Prepare for the risks of everyday life. The risks we seem to deal with quite easily are property insurance, car insurance, contents insurance. The risks we tend to overlook are those associated with our economic earning power. If you or your partner were to die or become ill or disabled and unable to work, would your family have the resources to meet their day-to-day needs? It's a tough question to face, but the consequences of not facing it can be even tougher on your family.

  • Life insurance will protect your family's standard of living if you die.
  • Disability insurance will provide you with an income if you cannot work due to illness or injury.
  • Critical illness insurance will pay you a lump sum if you are diagnosed with a specific illness.
  • Long-term care insurance will pay the bills should you (or other members of your family) need in-home or facility care.

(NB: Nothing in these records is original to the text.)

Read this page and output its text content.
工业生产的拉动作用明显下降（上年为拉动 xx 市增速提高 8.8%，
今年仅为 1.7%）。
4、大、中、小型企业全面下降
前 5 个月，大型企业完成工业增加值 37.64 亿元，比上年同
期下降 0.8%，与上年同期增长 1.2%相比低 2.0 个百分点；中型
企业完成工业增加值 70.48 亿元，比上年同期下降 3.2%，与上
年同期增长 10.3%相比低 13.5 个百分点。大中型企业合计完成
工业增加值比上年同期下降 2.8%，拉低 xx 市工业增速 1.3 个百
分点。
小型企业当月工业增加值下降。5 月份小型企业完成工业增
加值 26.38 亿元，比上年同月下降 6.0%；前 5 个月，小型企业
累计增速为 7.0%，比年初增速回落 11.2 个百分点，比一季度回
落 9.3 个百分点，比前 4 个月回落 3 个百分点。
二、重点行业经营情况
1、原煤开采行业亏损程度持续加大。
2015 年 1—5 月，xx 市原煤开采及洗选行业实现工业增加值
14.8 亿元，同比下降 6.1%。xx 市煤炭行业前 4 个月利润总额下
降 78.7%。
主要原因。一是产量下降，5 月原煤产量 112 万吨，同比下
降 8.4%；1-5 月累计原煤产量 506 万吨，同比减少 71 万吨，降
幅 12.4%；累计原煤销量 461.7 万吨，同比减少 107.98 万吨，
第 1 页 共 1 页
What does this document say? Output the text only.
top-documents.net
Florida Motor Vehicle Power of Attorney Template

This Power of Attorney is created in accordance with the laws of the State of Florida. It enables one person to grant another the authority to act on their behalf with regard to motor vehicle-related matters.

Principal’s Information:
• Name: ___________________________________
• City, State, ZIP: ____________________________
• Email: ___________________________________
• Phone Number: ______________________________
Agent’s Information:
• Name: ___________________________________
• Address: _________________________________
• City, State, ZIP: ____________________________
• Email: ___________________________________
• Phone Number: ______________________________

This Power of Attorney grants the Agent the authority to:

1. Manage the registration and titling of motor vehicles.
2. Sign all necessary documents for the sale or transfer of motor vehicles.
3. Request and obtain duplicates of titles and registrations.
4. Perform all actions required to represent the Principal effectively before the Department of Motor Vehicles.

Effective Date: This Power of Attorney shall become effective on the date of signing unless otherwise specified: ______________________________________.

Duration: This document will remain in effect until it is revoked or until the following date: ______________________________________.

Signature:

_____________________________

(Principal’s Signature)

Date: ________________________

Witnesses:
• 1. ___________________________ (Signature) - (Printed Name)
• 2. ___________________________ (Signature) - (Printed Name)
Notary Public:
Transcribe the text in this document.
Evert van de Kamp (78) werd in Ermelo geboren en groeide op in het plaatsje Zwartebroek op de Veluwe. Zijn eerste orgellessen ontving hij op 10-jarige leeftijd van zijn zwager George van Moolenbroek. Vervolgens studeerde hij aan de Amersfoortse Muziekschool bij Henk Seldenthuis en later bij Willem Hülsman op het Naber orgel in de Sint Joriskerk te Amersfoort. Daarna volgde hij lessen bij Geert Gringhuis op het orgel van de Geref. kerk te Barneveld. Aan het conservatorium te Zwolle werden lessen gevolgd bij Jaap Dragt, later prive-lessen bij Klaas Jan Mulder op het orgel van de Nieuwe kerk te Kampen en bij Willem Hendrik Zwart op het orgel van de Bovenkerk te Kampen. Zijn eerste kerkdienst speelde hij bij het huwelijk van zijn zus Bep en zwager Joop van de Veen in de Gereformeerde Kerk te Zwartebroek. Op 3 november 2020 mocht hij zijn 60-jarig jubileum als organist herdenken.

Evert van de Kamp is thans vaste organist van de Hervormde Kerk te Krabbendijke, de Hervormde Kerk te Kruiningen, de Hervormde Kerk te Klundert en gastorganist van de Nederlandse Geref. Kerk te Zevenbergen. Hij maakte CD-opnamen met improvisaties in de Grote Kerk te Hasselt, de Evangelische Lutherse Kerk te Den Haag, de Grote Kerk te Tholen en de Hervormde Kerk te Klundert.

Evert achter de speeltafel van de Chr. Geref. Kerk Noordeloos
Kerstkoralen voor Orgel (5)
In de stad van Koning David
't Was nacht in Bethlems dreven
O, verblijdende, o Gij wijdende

Don't forget to do some retirement planning. The only one you can count on is YOU. Through means testing of pension and age tax credits, and reduction in senior's benefits, the government is saying loudly and clearly "You are responsible for providing for yourself." Thankfully, we still have Registered Retirement Savings Plans. Any money contributed to an RRSP remains tax-deferred until the funds are withdrawn. And since investments held in RRSPs also grow on a tax-deferred basis, they grow much more quickly than investments held outside an RRSP.

Despite the fact that almost everyone should have a will and a power of attorney, many people don't. Some think their wishes will be carried out by a family member or that they do not have enough money to justify the cost of making a will. Others avoid making a will because their personal circumstances -- marriages, divorces, and accumulated children and stepchildren -- just seem too complex to unravel. However, if you die without a will, trying to figure out who gets what, and when, can be a mess. And your estate may end up paying more in fees and taxes than it should, leaving less for your loved ones.

Partnered? Have your wills drawn up together so that they reflect an integrated estate plan. Review and update your will every three or four years, especially when family circumstances change (weddings, divorces, births, and deaths all result in changes in family structure), your financial circumstances change, new legislation is implemented, or you change your province or country of residence.

Financial fitness isn't achieved overnight. It takes time, a sound plan, a strong commitment and, perhaps, a financial coach. If you are serious about taking control of your finances and about your independence, you too can become financially fit. Believe in yourself and in your own ability to take charge. Then just do it! See you in the winner's circle.